In short, there’s an AI bubble out there and the big question (the late 1990s dotcom bubble providing a vivid precedent) is not whether it will burst, but when. Jamie Dimon, one of the world’s wisest bankers as chief executive of JPMorgan Chase, predicts a six-months-to-two-years timeframe. The Bank of England governor Andrew Bailey warns that ‘asset valuations could now be at odds with the uncertain economic and geopolitical outlook, leaving markets susceptible to a disorderly adjustment’. That last phrase is almost as circumlocutory as the Duke of York’s use of ‘unbecoming’ in relation to Jeffrey Epstein. But the warning is clear enough: at the very least, it’s time to take profits on stocks that have rocketed.
Crypto winner
One mini-crash has already kicked off – in the crypto arena, where bitcoin and other tokens have plunged in apparent response to Donald Trump’s threat of 100 per cent tariffs on imports from China, itself a reaction to Chinese curbs on exports of rare-earth elements to US tech manufacturers.
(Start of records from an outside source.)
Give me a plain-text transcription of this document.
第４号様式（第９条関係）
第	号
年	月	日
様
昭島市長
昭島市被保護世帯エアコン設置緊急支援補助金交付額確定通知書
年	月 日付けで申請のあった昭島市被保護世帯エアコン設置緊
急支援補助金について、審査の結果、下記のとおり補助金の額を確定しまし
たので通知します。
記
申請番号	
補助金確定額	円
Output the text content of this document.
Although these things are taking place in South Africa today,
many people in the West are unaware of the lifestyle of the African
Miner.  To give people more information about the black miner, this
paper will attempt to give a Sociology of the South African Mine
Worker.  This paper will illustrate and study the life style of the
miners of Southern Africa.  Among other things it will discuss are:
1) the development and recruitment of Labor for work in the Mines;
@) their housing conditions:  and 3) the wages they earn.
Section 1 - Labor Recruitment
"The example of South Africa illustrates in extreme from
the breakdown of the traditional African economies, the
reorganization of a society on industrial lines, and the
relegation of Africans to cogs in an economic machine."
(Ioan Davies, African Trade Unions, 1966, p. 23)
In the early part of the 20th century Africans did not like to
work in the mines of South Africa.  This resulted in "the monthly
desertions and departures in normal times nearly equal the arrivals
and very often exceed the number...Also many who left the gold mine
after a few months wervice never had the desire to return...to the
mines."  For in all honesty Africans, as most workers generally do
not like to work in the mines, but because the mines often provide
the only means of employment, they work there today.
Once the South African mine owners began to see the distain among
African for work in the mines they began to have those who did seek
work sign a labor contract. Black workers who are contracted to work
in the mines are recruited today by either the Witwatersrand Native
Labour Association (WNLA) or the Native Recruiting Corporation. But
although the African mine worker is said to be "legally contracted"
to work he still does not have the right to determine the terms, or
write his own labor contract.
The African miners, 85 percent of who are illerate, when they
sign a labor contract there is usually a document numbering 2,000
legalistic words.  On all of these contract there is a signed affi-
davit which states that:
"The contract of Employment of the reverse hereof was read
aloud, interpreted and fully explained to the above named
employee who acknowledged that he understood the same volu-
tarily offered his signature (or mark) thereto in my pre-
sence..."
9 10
If that shows a welcome outburst of worldly attention on the part of normally spaced-out cryptonauts, we should also salute the Hong Kong trader Garrett Jin, who reportedly reaped a $150 million profit by taking a huge short position in bitcoin minutes before Trump sent the price tumbling. Much as the President loves to be seen with winners, I doubt he’ll invite Jin to the White House.
The human touch
The Chancellor’s book on female economists was allegedly assisted by Wikipedia rather than by the then novelty of AI chatbots, but nowadays I’m frequently asked whether my own writing is in danger of being supplanted by AI. Not yet, I reply, because I don’t think it does jokes or restaurant tips; so far, I find it more of an aid than a threat. For example, when I ask Google’s AI function ‘Could AI replace columnists?’, it offers this succinct answer: ‘AI can’t fully replace magazine columnists because it lacks the human creativity, critical analysis and personal experience needed for nuanced commentary… However, AI can be a valuable tool for automating research… freeing up columnists to focus on more strategic and creative aspects of their work.’
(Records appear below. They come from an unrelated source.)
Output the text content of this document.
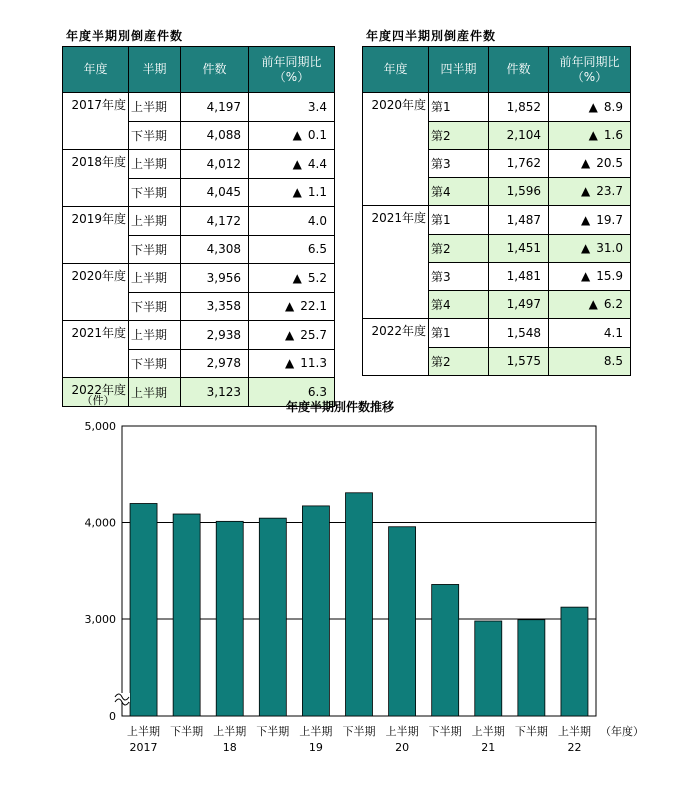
年度半期別倒産件数
年度	半期	件数	前年同期比
（%）
2017年度	上半期	4,197	3.4
	下半期	4,088	▲ 0.1
2018年度	上半期	4,012	▲ 4.4
	下半期	4,045	▲ 1.1
2019年度	上半期	4,172	4.0
	下半期	4,308	6.5
2020年度	上半期	3,956	▲ 5.2
	下半期	3,358	▲ 22.1
2021年度	上半期	2,938	▲ 25.7
	下半期	2,978	▲ 11.3
2022年度	上半期	3,123	6.3
年度四半期別倒産件数
年度	四半期	件数	前年同期比
（%）
2020年度	第1	1,852	▲ 8.9
	第2	2,104	▲ 1.6
	第3	1,762	▲ 20.5
	第4	1,596	▲ 23.7
2021年度	第1	1,487	▲ 19.7
	第2	1,451	▲ 31.0
	第3	1,481	▲ 15.9
	第4	1,497	▲ 6.2
2022年度	第1	1,548	4.1
	第2	1,575	8.5
0
3,000
4,000
5,000
上半期
2017
下半期 上半期
18
下半期 上半期
19
下半期 上半期
20
下半期 上半期
21
下半期 上半期
22
年度半期別件数推移
（件）
（年度）
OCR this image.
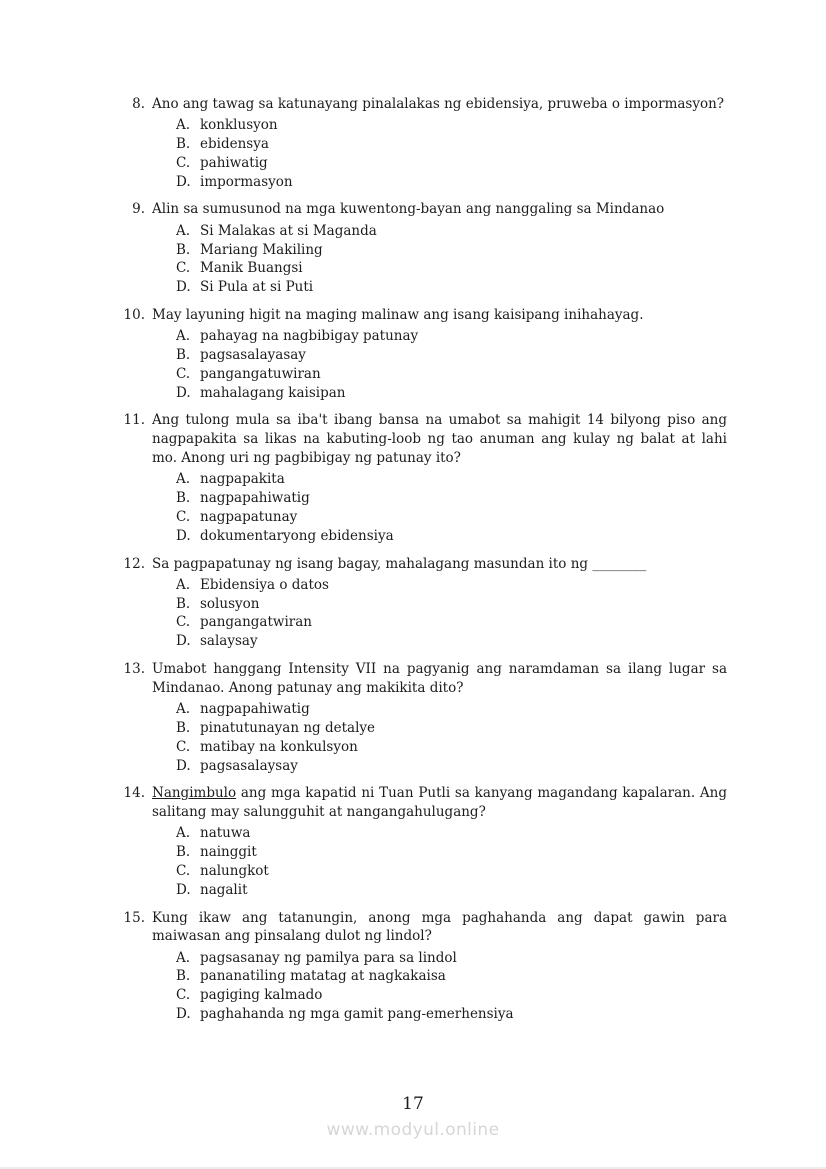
8. Ano ang tawag sa katunayang pinalalakas ng ebidensiya, pruweba o impormasyon?
A. konklusyon
B. ebidensya
C. pahiwatig
D. impormasyon
9. Alin sa sumusunod na mga kuwentong-bayan ang nanggaling sa Mindanao
A. Si Malakas at si Maganda
B. Mariang Makiling
C. Manik Buangsi
D. Si Pula at si Puti
10. May layuning higit na maging malinaw ang isang kaisipang inihahayag.
A. pahayag na nagbibigay patunay
B. pagsasalayasay
C. pangangatuwiran
D. mahalagang kaisipan
11. Ang tulong mula sa iba't ibang bansa na umabot sa mahigit 14 bilyong piso ang
nagpapakita sa likas na kabuting-loob ng tao anuman ang kulay ng balat at lahi
mo. Anong uri ng pagbibigay ng patunay ito?
A. nagpapakita
B. nagpapahiwatig
C. nagpapatunay
D. dokumentaryong ebidensiya
12. Sa pagpapatunay ng isang bagay, mahalagang masundan ito ng ________
A. Ebidensiya o datos
B. solusyon
C. pangangatwiran
D. salaysay
13. Umabot hanggang Intensity VII na pagyanig ang naramdaman sa ilang lugar sa
Mindanao. Anong patunay ang makikita dito?
A. nagpapahiwatig
B. pinatutunayan ng detalye
C. matibay na konkulsyon
D. pagsasalaysay
14. Nangimbulo ang mga kapatid ni Tuan Putli sa kanyang magandang kapalaran. Ang
salitang may salungguhit at nangangahulugang?
A. natuwa
B. nainggit
C. nalungkot
D. nagalit
15. Kung ikaw ang tatanungin, anong mga paghahanda ang dapat gawin para
maiwasan ang pinsalang dulot ng lindol?
A. pagsasanay ng pamilya para sa lindol
B. pananatiling matatag at nagkakaisa
C. pagiging kalmado
D. paghahanda ng mga gamit pang-emerhensiya
17
www.modyul.online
And lunch, it might have added, if it had the human touch. Speaking of which, stars for best service at this year’s Spectator Economic Innovator Awards regional lunches go to Steven at Gleneagles Townhouse in Edinburgh and Luke at Hotel du Vin in Newcastle. The food was also first-class; as indeed were the sparkling variety of entrepreneur finalists, despite all that the Chancellor has thrown in their path.